Мы продолжали помалкивать, и капитан переспросил, потому что теперь уже нас приходилось подбадривать:
- Вы же ее допрашивали, верно?
Да, мы ее допрашивали, киваем мы вполне себе утвердительно (знать бы еще, о ком речь!), но теперь пусть говорит он. Пожалуйста. Да, он с ней сошелся. Со служанкой то есть. Нет, это не то, о чем вы подумали. Вечно вы не так все понимаете, господа! Хотя девчушка, кажется, была не прочь вкусить прелестей любви, а он никогда не отказывает женщинам, таково его правило благородного человека...
- У вас была с ней связь?
- Ну уж, скажете. Малышка, кстати, забавная и не изображала из себя недотрогу. Сначала я ей немного приплачивал, ну, а потом… в общем, мы неплохо поладили.
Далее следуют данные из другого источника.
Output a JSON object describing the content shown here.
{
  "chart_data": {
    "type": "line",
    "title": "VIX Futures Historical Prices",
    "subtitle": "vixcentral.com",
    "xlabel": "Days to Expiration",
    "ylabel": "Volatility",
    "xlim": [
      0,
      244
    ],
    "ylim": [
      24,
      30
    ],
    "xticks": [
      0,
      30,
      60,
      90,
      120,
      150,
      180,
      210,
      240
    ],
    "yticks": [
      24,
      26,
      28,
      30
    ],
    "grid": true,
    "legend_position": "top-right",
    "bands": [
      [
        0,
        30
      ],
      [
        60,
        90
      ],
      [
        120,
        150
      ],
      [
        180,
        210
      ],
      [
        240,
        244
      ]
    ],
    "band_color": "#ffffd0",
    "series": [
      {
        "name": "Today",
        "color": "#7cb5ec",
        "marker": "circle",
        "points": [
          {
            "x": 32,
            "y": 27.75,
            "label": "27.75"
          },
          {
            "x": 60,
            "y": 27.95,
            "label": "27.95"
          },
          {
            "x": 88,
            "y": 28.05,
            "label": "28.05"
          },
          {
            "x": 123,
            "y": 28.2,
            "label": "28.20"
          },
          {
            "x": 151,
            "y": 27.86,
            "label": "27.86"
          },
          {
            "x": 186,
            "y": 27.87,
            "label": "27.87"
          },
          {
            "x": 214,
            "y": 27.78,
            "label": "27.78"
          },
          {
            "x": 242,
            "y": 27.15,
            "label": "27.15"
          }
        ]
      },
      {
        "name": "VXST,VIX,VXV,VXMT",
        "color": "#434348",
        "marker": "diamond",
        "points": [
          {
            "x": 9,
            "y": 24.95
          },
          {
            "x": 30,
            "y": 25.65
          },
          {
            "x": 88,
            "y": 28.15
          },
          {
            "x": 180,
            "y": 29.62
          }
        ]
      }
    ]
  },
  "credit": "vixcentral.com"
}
Его убежденность в собственной неотразимости не просто удивляла – завораживала. Да, господа, он мог бы ее окрутить, это ему вполне по силам, в итоге он, конечно, немного развлекся, но это все несерьезно, джентльмены, поверьте, потому что ему нужно было достучаться до Эвелин. За что он платил служанке? Так он же уже битый час объясняет! Она передавала его письма для Эвелин. Тайком от этой ведьмы Нэви, но он не уверен, что они доходили до адресата. С этой Нэви ничего хорошего не жди. Скорее всего, девчонка попалась. С чем? Да с письмами, господи! С его письмами. Эта Нэви ее сцапала, пусть господа не сомневаются даже. Почему он так думает? Потому что ее уволили. Он поджидал ее несколько дней, но та все не показывалась. Вряд ли крошка Эви так бы поступила с ней. А потом появилась новая горничная, которая напрочь отказалась идти на контакт. Видимо, была строго предупреждена.
Мы слушали этот захватывающий, но не слишком упорядоченный рассказ, и по себе могу сказать, что непроизвольное желание разинуть рот не всегда вполне контролировалось мною. Новая горничная...речь, конечно, о Рэчел Харруэй. Я вспомнил, что до смерти Кроссуэлла она успела прослужить в доме всего две недели. А до нее была та самая, о которой Милвертон спорил со Сноулзом незадолго до своей смерти. Наш пехотинец считает, что ее уволили из-за него, только лишь на основании ее исчезновения и сокрушается так настойчиво, чтобы у нас не осталось шансов уклониться от встречи с его страдающей совестью. Ему жалко малышку, слышите! Но ведь он не мог знать, что так получится! В конце концов, за это она брала деньги, так что все честно.
Впервые я по-настоящему пожалел Проскетта. Несчастному невдомек, что его скромная помощница не просто исчезла. Благодаря Холмсу, мы знаем, где она появилась, и что пожаловала к Милвертону не с пустыми руками. Так что еще большой вопрос, имело ли место увольнение, или воровка сбежала сама, пока в доме не хватились пропажи. Мы все еще не установили ее личность, но капитан почему-то уверен, что мы ее допрашивали. Вопрос, который может все испортить, так и вертится на языке, но, наконец, рассказчик все в том же сумбурном стиле добирается до самого интересного. Оказывается, он видел ее на набережной Виктории… Своими глазами! Нет, он ничего не путает. Да, да, ту самую крошку, что выгнали из Мэйфэйр. Никогда он себе этого не простит, пусть уж ему хотя бы в этом поверят. Когда он ее увидел? Да в тот же день, как пошел за тем типом, что рылся в мусоре, выискивая чужие исполненные заветных слов искренней страсти письма. Она выходила из здания Ярда через главный вход, а тот грязный тип – уж извините, господа, но настоящий джентльмен так себя не поведет! - наоборот, прошмыгнул туда.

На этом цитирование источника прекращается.